The decree, released by Mr. Putin’s office and posted on the Kremlin website, raised the target number of active-duty service members by about 137,000, to 1.15 million, as of January of next year, and ordered the government to set aside money to pay for the increase. Military analysts puzzled over how such a sharp increase could be managed.
It was the first time in five years that Mr. Putin had issued an order changing the overall head count of the Russian armed forces. Officials offered no explanation for the move, and there was little mention of it on state television. U.S. military officials estimate that Russia has suffered up to 80,000 casualties — including both deaths and injuries — during Mr. Putin’s invasion of Ukraine.
Some analysts described the move as a clear signal that, after a full six months of fighting, Mr. Putin had no plans to relent.
“This is not a move that you make when you are anticipating a rapid end to your war,” said Dara Massicot, a senior policy researcher at the RAND Corporation. “This is something you do when you are making some kind of plan for a protracted conflict.”
There is mounting evidence that the war in Ukraine could stretch to next winter and beyond. Russia’s offensives in the east and south have slowed to a crawl. And neither side has shown any readiness to negotiate or compromise — not Russia, which had initially moved to topple the Kyiv government and now aims to seize large swaths of Ukraine’s territory, nor Ukraine, whose freedom and sovereignty are at stake.

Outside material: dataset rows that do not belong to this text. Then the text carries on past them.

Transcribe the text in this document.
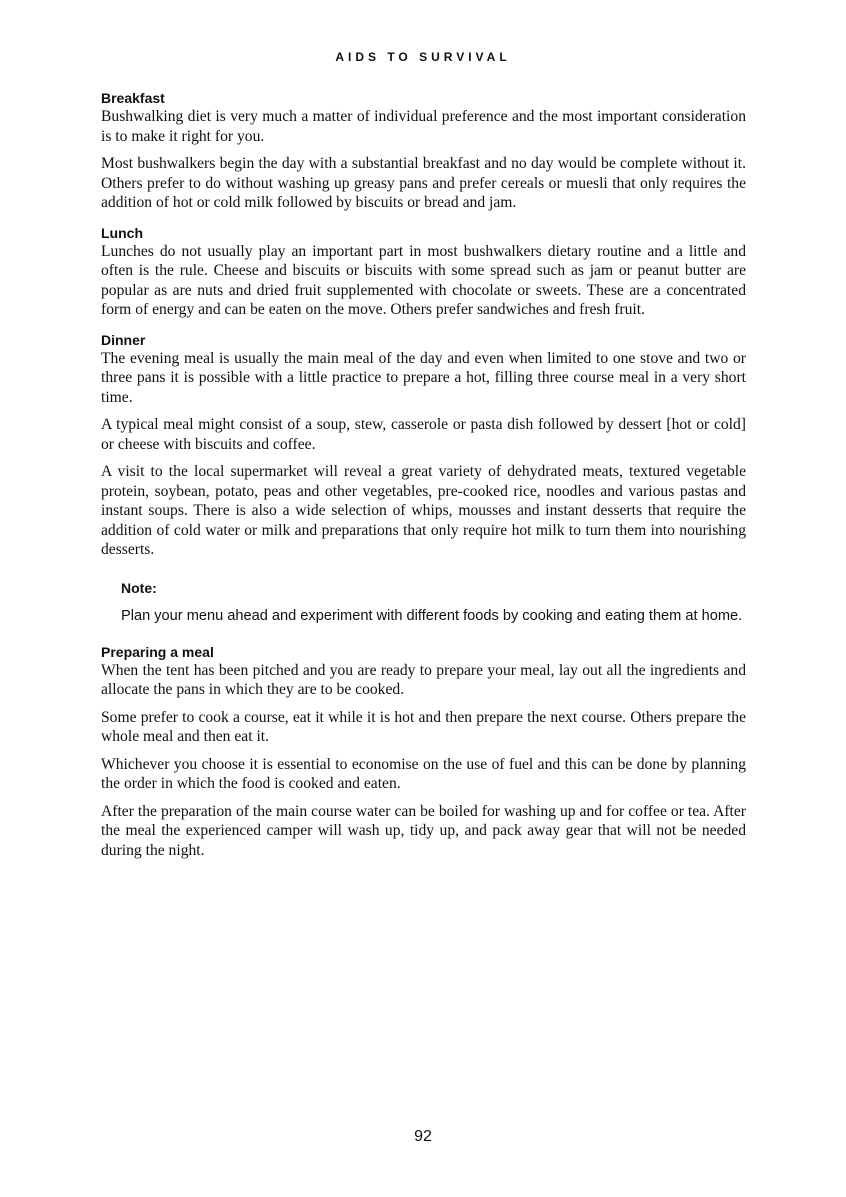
AIDS TO SURVIVAL
Breakfast

Bushwalking diet is very much a matter of individual preference and the most important consideration is to make it right for you.

Most bushwalkers begin the day with a substantial breakfast and no day would be complete without it. Others prefer to do without washing up greasy pans and prefer cereals or muesli that only requires the addition of hot or cold milk followed by biscuits or bread and jam.

Lunch

Lunches do not usually play an important part in most bushwalkers dietary routine and a little and often is the rule. Cheese and biscuits or biscuits with some spread such as jam or peanut butter are popular as are nuts and dried fruit supplemented with chocolate or sweets. These are a concentrated form of energy and can be eaten on the move. Others prefer sandwiches and fresh fruit.

Dinner

The evening meal is usually the main meal of the day and even when limited to one stove and two or three pans it is possible with a little practice to prepare a hot, filling three course meal in a very short time.

A typical meal might consist of a soup, stew, casserole or pasta dish followed by dessert [hot or cold] or cheese with biscuits and coffee.

A visit to the local supermarket will reveal a great variety of dehydrated meats, textured vegetable protein, soybean, potato, peas and other vegetables, pre-cooked rice, noodles and various pastas and instant soups. There is also a wide selection of whips, mousses and instant desserts that require the addition of cold water or milk and preparations that only require hot milk to turn them into nourishing desserts.

Note:

Plan your menu ahead and experiment with different foods by cooking and eating them at home.

Preparing a meal

When the tent has been pitched and you are ready to prepare your meal, lay out all the ingredients and allocate the pans in which they are to be cooked.

Some prefer to cook a course, eat it while it is hot and then prepare the next course. Others prepare the whole meal and then eat it.

Whichever you choose it is essential to economise on the use of fuel and this can be done by planning the order in which the food is cooked and eaten.

After the preparation of the main course water can be boiled for washing up and for coffee or tea. After the meal the experienced camper will wash up, tidy up, and pack away gear that will not be needed during the night.

92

While enjoying a significant superiority in artillery and in long-distance missiles, Russia’s forces have been unable to capture significant territory since the beginning of July, when the city of Lysychansk in the country’s Luhansk region fell.
Military analysts and reporters on the ground have been attributing the slowing pace of Russia’s offensive to a lack of manpower. Over the past months, Russia has been scrambling to recruit volunteers to serve in Ukraine in what some analysts called a “stealth mobilization.”

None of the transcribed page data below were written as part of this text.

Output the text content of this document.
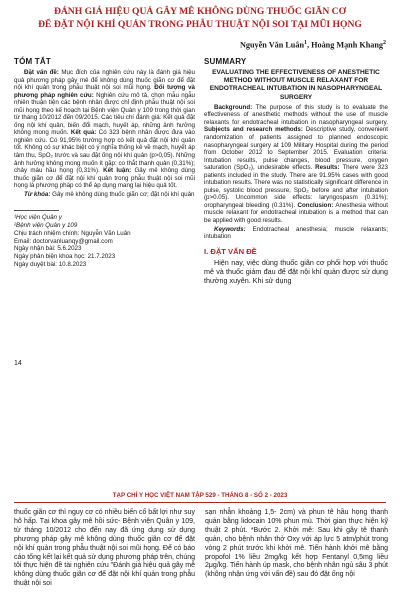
ĐÁNH GIÁ HIỆU QUẢ GÂY MÊ KHÔNG DÙNG THUỐC GIÃN CƠ

ĐỂ ĐẶT NỘI KHÍ QUẢN TRONG PHẪU THUẬT NỘI SOI TẠI MŨI HỌNG

Nguyễn Văn Luân$^1$, Hoàng Mạnh Khang$^2$
TÓM TẮT

Đặt vấn đề: Mục đích của nghiên cứu này là đánh giá hiệu quả phương pháp gây mê để không dùng thuốc giãn cơ để đặt nội khí quản trong phẫu thuật nội soi mũi họng. Đối tượng và phương pháp nghiên cứu: Nghiên cứu mô tả, chọn mẫu ngẫu nhiên thuận tiện các bệnh nhân được chỉ định phẫu thuật nội soi mũi họng theo kế hoạch tại Bệnh viện Quân y 109 trong thời gian từ tháng 10/2012 đến 09/2015. Các tiêu chí đánh giá: Kết quả đặt ống nội khí quản, biến đổi mạch, huyết áp, những ảnh hưởng không mong muốn. Kết quả: Có 323 bệnh nhân được đưa vào nghiên cứu. Có 91,95% trường hợp có kết quả đặt nội khí quản tốt. Không có sự khác biệt có ý nghĩa thống kê về mạch, huyết áp tâm thu, SpO₂ trước và sau đặt ống nội khí quản (p>0,05). Những ảnh hưởng không mong muốn ít gặp: co thắt thanh quản (0,31%); chảy máu hầu họng (0,31%). Kết luận: Gây mê không dùng thuốc giãn cơ để đặt nội khí quản trong phẫu thuật nội soi mũi họng là phương pháp có thể áp dụng mang lại hiệu quả tốt.

Từ khóa: Gây mê không dùng thuốc giãn cơ; đặt nội khí quản

¹Học viện Quân y
²Bệnh viện Quân y 109
Chịu trách nhiệm chính: Nguyễn Văn Luân
Email: doctorvanluanqy@gmail.com
Ngày nhận bài: 5.6.2023
Ngày phản biện khoa học: 21.7.2023
Ngày duyệt bài: 10.8.2023
SUMMARY

EVALUATING THE EFFECTIVENESS OF ANESTHETIC METHOD WITHOUT MUSCLE RELAXANT FOR ENDOTRACHEAL INTUBATION IN NASOPHARYNGEAL SURGERY

Background: The purpose of this study is to evaluate the effectiveness of anesthetic methods without the use of muscle relaxants for endotracheal intubation in nasopharyngeal surgery. Subjects and research methods: Descriptive study, convenient randomization of patients assigned to planned endoscopic nasopharyngeal surgery at 109 Military Hospital during the period from October 2012 to September 2015. Evaluation criteria: Intubation results, pulse changes, blood pressure, oxygen saturation (SpO₂), undesirable effects. Results: There were 323 patients included in the study. There are 91.95% cases with good intubation results. There was no statistically significant difference in pulse, systolic blood pressure, SpO₂ before and after intubation (p>0.05). Uncommon side effects: laryngospasm (0.31%); oropharyngeal bleeding (0.31%). Conclusion: Anesthesia without muscle relaxant for endotracheal intubation is a method that can be applied with good results.

Keywords: Endotracheal anesthesia; muscle relaxants; intubation

I. ĐẶT VẤN ĐỀ

Hiện nay, việc dùng thuốc giãn cơ phối hợp với thuốc mê và thuốc giảm đau để đặt nội khí quản được sử dụng thường xuyên. Khi sử dụng

14
TẠP CHÍ Y HỌC VIỆT NAM TẬP 529 - THÁNG 8 - SỐ 2 - 2023
thuốc giãn cơ thì nguy cơ có nhiều biến cố bất lợi như suy hô hấp. Tại khoa gây mê hồi sức- Bệnh viện Quân y 109, từ tháng 10/2012 cho đến nay đã ứng dụng sử dụng phương pháp gây mê không dùng thuốc giãn cơ để đặt nội khí quản trong phẫu thuật nội soi mũi họng. Để có báo cáo tổng kết lại kết quả sử dụng phương pháp trên, chúng tôi thực hiện đề tài nghiên cứu "Đánh giá hiệu quả gây mê không dùng thuốc giãn cơ để đặt nội khí quản trong phẫu thuật nội soi
sạn nhẫn khoảng 1,5- 2cm) và phun tê hầu họng thanh quản bằng lidocain 10% phun mù. Thời gian thực hiện kỹ thuật 2 phút. *Bước 2. Khởi mê: Sau khi gây tê thanh quản, cho bệnh nhân thở Oxy với áp lực 5 atm/phút trong vòng 2 phút trước khi khởi mê. Tiến hành khởi mê bằng propofol 1% liều 2mg/kg kết hợp Fentanyl 0,5mg liều 2μg/kg. Tiến hành úp mask, cho bệnh nhân ngủ sâu 3 phút (không nhận ứng với vấn đề) sau đó đặt ống nội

Currently,Russia requires men aged 18 to 27 to do one year of active military service, although the precise number called up at any given time fluctuates. But the army also has career soldiers who serve under contract, including women.

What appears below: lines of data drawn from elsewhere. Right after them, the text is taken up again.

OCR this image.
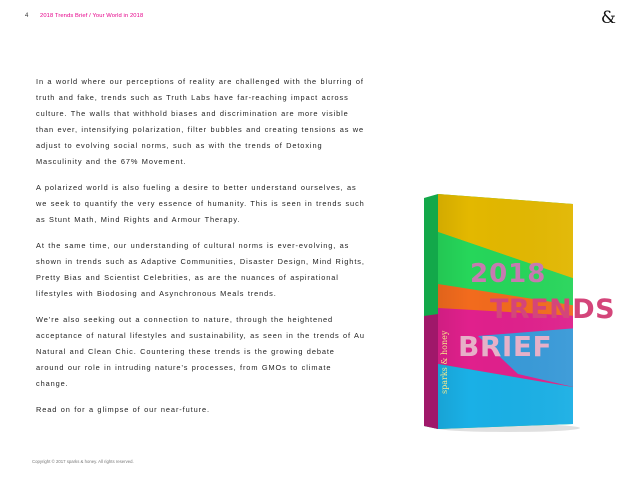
4 2018 Trends Brief / Your World in 2018	&

In a world where our perceptions of reality are challenged with the blurring of truth and fake, trends such as Truth Labs have far-reaching impact across culture. The walls that withhold biases and discrimination are more visible than ever, intensifying polarization, filter bubbles and creating tensions as we adjust to evolving social norms, such as with the trends of Detoxing Masculinity and the 67% Movement.

A polarized world is also fueling a desire to better understand ourselves, as we seek to quantify the very essence of humanity. This is seen in trends such as Stunt Math, Mind Rights and Armour Therapy.

At the same time, our understanding of cultural norms is ever-evolving, as shown in trends such as Adaptive Communities, Disaster Design, Mind Rights, Pretty Bias and Scientist Celebrities, as are the nuances of aspirational lifestyles with Biodosing and Asynchronous Meals trends.

We’re also seeking out a connection to nature, through the heightened acceptance of natural lifestyles and sustainability, as seen in the trends of Au Natural and Clean Chic. Countering these trends is the growing debate around our role in intruding nature’s processes, from GMOs to climate change.

Read on for a glimpse of our near-future.

2018
TRENDS
BRIEF
sparks & honey
Copyright © 2017 sparks & honey. All rights reserved.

So far, Mr. Putin has avoided mass conscription to provide soldiers for the war in Ukraine. One reason is that declaring a national draft would destroy the veneer of normalcy that the Kremlin has been able to maintain despite economic sanctions and the continuing fighting.
Instead, the Russian authorities have been luring recruits to join combat by offering them hefty cash incentives and other perquisites. At the end of May, Mr. Putin also signed a law that scrapped the age limit of 40 for contract soldiers.
Pavel Luzin, a Russian military analyst, said that he was skeptical about Russia’s ability to increase its armed forces without major changes.
He said that Mr. Putin’s decree would only increase the number of troops “on paper against the reality on the ground,” unless Russia is forced to increase the duration of compulsory service from one year to 18 months. Another solution, he said, would be absorbing some of the country’s national guard forces into the army.